Reputation: 7
CONTEXT: I am pretty new to coding, starting with python for about 2 months before switching gears to SQL for the past few months. I am pretty much self-taught, using youtube videos and taking classes through Udemy(just as preference in case this question sounds silly). I am working on a practice problem. The problem asked:
“Create a visualization that provides a breakdown between the male and female employees working in the company each year, starting from 1990”. (The visualization part is for tableau, but for now I am first creating the query for the output needed in SQL).

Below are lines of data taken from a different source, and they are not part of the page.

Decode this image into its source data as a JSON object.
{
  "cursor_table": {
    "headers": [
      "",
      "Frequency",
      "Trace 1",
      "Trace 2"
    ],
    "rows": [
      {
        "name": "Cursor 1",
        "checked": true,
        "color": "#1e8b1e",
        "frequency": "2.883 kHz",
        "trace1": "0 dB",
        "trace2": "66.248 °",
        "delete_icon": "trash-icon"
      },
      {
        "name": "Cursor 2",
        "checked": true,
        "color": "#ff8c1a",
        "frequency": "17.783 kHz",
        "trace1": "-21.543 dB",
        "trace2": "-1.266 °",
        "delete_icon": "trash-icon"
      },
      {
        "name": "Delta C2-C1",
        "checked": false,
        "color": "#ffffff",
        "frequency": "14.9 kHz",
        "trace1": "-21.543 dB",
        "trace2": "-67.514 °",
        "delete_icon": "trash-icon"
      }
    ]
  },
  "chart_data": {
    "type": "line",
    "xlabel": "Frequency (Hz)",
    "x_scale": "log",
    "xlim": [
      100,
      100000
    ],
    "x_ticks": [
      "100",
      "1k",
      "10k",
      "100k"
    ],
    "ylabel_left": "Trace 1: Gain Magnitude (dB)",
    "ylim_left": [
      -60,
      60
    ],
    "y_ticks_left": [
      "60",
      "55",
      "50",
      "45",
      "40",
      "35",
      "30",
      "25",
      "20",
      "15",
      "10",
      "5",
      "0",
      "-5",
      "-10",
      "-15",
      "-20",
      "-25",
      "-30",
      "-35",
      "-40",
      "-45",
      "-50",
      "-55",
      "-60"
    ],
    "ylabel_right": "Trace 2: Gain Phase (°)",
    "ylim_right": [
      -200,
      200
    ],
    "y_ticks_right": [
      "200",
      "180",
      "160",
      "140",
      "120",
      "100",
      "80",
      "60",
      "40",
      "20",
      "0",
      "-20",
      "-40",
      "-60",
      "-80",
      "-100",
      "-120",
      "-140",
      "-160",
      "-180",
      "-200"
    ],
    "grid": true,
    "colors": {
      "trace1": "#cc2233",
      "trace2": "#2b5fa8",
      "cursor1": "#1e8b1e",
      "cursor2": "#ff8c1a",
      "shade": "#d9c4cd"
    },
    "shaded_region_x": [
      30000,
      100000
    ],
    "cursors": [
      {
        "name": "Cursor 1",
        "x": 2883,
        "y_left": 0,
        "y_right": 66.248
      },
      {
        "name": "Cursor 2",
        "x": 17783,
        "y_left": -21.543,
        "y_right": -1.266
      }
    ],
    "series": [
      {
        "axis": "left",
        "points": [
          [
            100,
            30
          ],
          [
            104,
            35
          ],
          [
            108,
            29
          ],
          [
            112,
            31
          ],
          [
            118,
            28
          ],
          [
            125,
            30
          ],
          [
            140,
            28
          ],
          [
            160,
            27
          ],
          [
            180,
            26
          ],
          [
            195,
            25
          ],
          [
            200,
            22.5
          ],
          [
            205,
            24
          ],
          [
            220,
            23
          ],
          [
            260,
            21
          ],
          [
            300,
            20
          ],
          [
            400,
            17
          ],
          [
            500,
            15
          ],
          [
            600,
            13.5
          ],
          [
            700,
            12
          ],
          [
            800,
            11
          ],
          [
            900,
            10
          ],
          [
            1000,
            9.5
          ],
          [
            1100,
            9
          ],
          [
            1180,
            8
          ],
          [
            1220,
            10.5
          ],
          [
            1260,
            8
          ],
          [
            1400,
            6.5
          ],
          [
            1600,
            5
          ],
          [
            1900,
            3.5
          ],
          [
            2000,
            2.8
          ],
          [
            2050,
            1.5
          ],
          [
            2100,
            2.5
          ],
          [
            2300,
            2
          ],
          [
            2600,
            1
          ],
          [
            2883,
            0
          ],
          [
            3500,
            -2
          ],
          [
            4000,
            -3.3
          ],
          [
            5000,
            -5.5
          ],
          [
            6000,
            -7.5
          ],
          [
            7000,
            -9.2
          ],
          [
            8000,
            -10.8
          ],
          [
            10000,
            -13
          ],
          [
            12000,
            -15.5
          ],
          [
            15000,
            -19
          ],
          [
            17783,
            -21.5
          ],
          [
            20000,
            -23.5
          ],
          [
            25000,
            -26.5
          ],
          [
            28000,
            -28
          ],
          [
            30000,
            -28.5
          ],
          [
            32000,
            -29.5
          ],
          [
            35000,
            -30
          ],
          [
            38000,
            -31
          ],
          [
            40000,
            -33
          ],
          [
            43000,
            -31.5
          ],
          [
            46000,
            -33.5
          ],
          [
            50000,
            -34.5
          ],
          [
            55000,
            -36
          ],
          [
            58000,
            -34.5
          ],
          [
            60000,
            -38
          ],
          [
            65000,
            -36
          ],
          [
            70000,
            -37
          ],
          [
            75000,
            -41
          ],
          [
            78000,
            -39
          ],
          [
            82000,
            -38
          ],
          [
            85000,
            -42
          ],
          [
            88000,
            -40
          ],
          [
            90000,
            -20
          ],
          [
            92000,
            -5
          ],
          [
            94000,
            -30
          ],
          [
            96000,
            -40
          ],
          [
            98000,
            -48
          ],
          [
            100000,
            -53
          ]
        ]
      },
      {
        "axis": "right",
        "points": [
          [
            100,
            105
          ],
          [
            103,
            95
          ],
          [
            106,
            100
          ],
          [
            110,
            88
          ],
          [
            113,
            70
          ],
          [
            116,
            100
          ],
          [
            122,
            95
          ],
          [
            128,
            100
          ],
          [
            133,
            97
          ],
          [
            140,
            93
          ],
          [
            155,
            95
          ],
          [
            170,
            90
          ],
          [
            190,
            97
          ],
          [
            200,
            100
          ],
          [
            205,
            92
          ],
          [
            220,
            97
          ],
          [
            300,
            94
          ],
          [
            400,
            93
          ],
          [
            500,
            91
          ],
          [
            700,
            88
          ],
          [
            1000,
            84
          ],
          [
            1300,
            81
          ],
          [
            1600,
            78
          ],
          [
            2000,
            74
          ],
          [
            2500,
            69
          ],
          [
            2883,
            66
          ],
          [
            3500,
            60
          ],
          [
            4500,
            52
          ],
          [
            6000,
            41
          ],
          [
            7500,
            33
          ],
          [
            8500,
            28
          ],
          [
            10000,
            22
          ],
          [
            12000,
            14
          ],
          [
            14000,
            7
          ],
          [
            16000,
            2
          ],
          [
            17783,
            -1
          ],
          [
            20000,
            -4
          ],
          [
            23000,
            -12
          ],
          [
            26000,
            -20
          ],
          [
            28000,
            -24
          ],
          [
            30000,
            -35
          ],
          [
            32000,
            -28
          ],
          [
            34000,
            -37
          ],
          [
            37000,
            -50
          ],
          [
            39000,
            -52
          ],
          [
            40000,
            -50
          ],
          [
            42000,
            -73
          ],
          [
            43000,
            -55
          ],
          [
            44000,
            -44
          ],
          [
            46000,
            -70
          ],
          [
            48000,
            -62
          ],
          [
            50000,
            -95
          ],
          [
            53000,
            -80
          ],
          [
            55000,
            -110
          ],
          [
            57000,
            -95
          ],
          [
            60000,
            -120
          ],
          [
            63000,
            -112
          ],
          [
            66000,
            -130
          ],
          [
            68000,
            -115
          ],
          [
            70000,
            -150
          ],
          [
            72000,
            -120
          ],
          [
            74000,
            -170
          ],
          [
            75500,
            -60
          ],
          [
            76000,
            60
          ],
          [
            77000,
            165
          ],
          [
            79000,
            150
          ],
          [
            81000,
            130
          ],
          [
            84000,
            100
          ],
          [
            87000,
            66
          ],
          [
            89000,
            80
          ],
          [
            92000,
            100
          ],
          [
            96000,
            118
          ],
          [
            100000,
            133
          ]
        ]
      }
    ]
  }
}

I know that in general, WHERE is used for a general condition for all the records in the query vs HAVING is used to further filtered and can be used with aggregate function, while WHERE cannot be used with aggregate functions. I used WHERE in my code vs the solution used HAVING, with some differences in each code. They both produced the same results.
QUESTION: Is my code acceptable? Was it a fluke that I got the correct results, is it correct but maybe not the most "formal" or "professional" way of doing it (class focuses heavily on making sure you have clean code and use professional standards to increase readability and such), or is it completely fine and just two different ways to solve the same issue? The question didn't explicitely say that they were multiple solutions to it.
MY CODE:
SELECT
YEAR(d.from_date) AS year,
e.gender,
COUNT(e.emp_no) AS employees
FROM
t_employees e
JOIN
t_dept_emp d ON e.emp_no = d.emp_no
WHERE
d.from_date BETWEEN '1989-12-31' AND sysdate()
GROUP BY year, e.gender
ORDER BY year;
THE SOLUTION:
SELECT
YEAR(d.from_date) AS calendar_year,
gender,
COUNT(e.emp_no) AS Employees
FROM
t_employees e
JOIN
t_dept_emp d ON e.emp_no = d.emp_no
GROUP BY calendar_year, e.gender
HAVING calendar_year >= 1990
ORDER BY calendar_year;
Thank you in advance!
Upvotes: 0
Views: 47
Reputation: 781751
The two queries are equivalent. If you use a WHERE
filter that filters the same expression as one of the columns in the GROUP BY
, the queries produce the same result. It's likely that your solution is more efficient, because aggregation requires memory to store all the groups. Filtering out those rows during the early WHERE
processing reduces that memory use (ideally the database engine would be able to detect this equivalence and optimize the query either way, but MySQL's optimizer may not be that smart).
Upvotes: 2